The cliff-line was old enough that it had crumbled in places, and people and horses could pick a path up it. We needed to find out if there was a path that could easily be widened for wagons. Of course it would have to be a gentle enough slope for horses to pull a loaded wagon up.
Or maybe we’d use cows. Cows were cheaper than horses, if not as smart, and I suspected that they were stronger. On Earth I’d always thought that ‘oxen’ were a different animal from cows, but I’d learned here that ‘ox’ was simply a term used for a male cow, a bull, which had been castrated. That made the bull a lot easier to deal with, and it was common when you didn’t need the bull to father more cows as much as you needed him to be calm.

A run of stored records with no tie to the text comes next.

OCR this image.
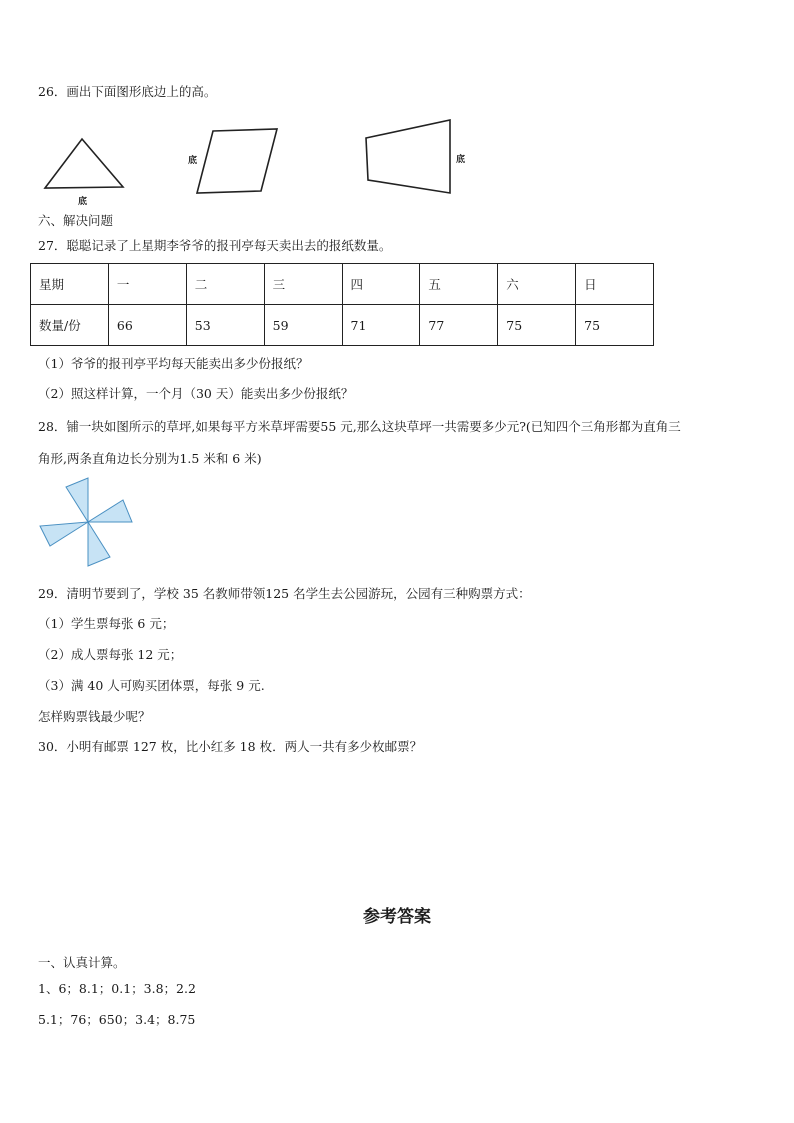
26．画出下面图形底边上的高。
底
底	底
六、解决问题
27．聪聪记录了上星期李爷爷的报刊亭每天卖出去的报纸数量。
星期	一	二	三	四	五	六	日
数量/份	66	53	59	71	77	75	75
（1）爷爷的报刊亭平均每天能卖出多少份报纸？
（2）照这样计算，一个月（30 天）能卖出多少份报纸？
28．铺一块如图所示的草坪,如果每平方米草坪需要55 元,那么这块草坪一共需要多少元?(已知四个三角形都为直角三
角形,两条直角边长分别为1.5 米和 6 米)
29．清明节要到了，学校 35 名教师带领125 名学生去公园游玩，公园有三种购票方式：
（1）学生票每张 6 元；
（2）成人票每张 12 元；
（3）满 40 人可购买团体票，每张 9 元.
怎样购票钱最少呢？
30．小明有邮票 127 枚，比小红多 18 枚．两人一共有多少枚邮票？
参考答案
一、认真计算。
1、6；8.1；0.1；3.8；2.2
5.1；76；650；3.4；8.75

It didn’t matter at the moment. We had to find, improve, or make a wagon-trail before we worried about how to get the wagons up it. We also needed to find a place for boats coming up from Widemouth, whether sailboats, galleys or barges, to load and unload. That made placing the outpost easy; we just put it where we had easiest access to boats and the road we were going to build.
And, if I thought about it, it would be a lot easier to build a road to a random part of the river than it would be to build a port facility at a random part of the river. The piers and storage facilities should go wherever we could find a safe place to moor the boats, and THAT pretty much meant “somewhere out of the current”.
Measured one way, the cliff line was really only a couple of hundred feet wide at any particular spot. Of course, it was probably a hundred miles long or more. Measured another way, the cliffs were only a couple of hundred feet high.